Pituitary adenomas are typically treated with surgery, observation, medicine, radiation, or a combination of these methods. Because each pituitary adenoma is unique, you and your healthcare team will build a treatment strategy that is right for you.
- Observation entails seeing a neurosurgeon or endocrinologist, who can prescribe a regular schedule of imaging tests to monitor the tumor’s progress.
- Some hormone-producing pituitary tumors can be treated extremely effectively with medication (drug therapy).
- External beam radiation therapy and stereotactic radiosurgery are two types of radiation therapy for pituitary tumors.
- In rare cases, a craniotomy may be necessary during surgery to remove a pituitary adenoma, but this is less common and instead employs a minimally invasive technique termed endonasal endoscopic surgery, in which the tumor is removed through the nose.
When to see the Doctor
Consult your doctor if you experience symptoms that could be caused by a pituitary adenoma. Treatment for pituitary adenoma can often restore hormone levels to normal and alleviate symptoms.

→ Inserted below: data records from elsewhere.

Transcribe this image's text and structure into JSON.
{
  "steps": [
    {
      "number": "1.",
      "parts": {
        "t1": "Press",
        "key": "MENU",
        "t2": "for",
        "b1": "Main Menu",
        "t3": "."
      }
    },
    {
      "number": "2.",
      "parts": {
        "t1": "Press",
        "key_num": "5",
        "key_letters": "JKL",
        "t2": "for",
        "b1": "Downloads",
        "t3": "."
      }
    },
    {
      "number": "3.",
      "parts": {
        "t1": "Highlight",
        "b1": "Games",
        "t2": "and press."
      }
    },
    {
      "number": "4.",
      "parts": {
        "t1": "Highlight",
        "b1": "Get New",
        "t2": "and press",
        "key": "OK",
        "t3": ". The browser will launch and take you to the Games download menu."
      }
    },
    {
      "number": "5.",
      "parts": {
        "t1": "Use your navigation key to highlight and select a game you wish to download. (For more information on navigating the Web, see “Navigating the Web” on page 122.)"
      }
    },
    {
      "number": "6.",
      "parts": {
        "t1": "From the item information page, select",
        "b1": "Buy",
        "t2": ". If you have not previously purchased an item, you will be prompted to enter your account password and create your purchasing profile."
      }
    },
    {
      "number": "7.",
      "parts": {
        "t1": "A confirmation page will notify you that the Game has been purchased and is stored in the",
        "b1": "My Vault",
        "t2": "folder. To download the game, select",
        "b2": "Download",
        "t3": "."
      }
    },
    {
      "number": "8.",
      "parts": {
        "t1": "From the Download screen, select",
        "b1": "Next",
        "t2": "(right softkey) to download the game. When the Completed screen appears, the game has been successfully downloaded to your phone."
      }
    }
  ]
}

Some pituitary tumors are inherited, notwithstanding their rarity. That is, they are passed on through families. Pituitary adenoma can be caused by the inherited illness of multiple endocrine neoplasia type 1 (MEN 1). If MEN 1 run in your family, talk to your doctor about tests that can help detect a pituitary tumor early.
There is nothing you can do to avoid having a pituitary adenoma. Most pituitary adenomas develop at random, however, they are also linked to some rare hereditary disorders.
Your doctor may advise you to have frequent blood testing for pituitary hormone levels to maximize your chances of detecting and treating a pituitary tumor before it causes difficulties.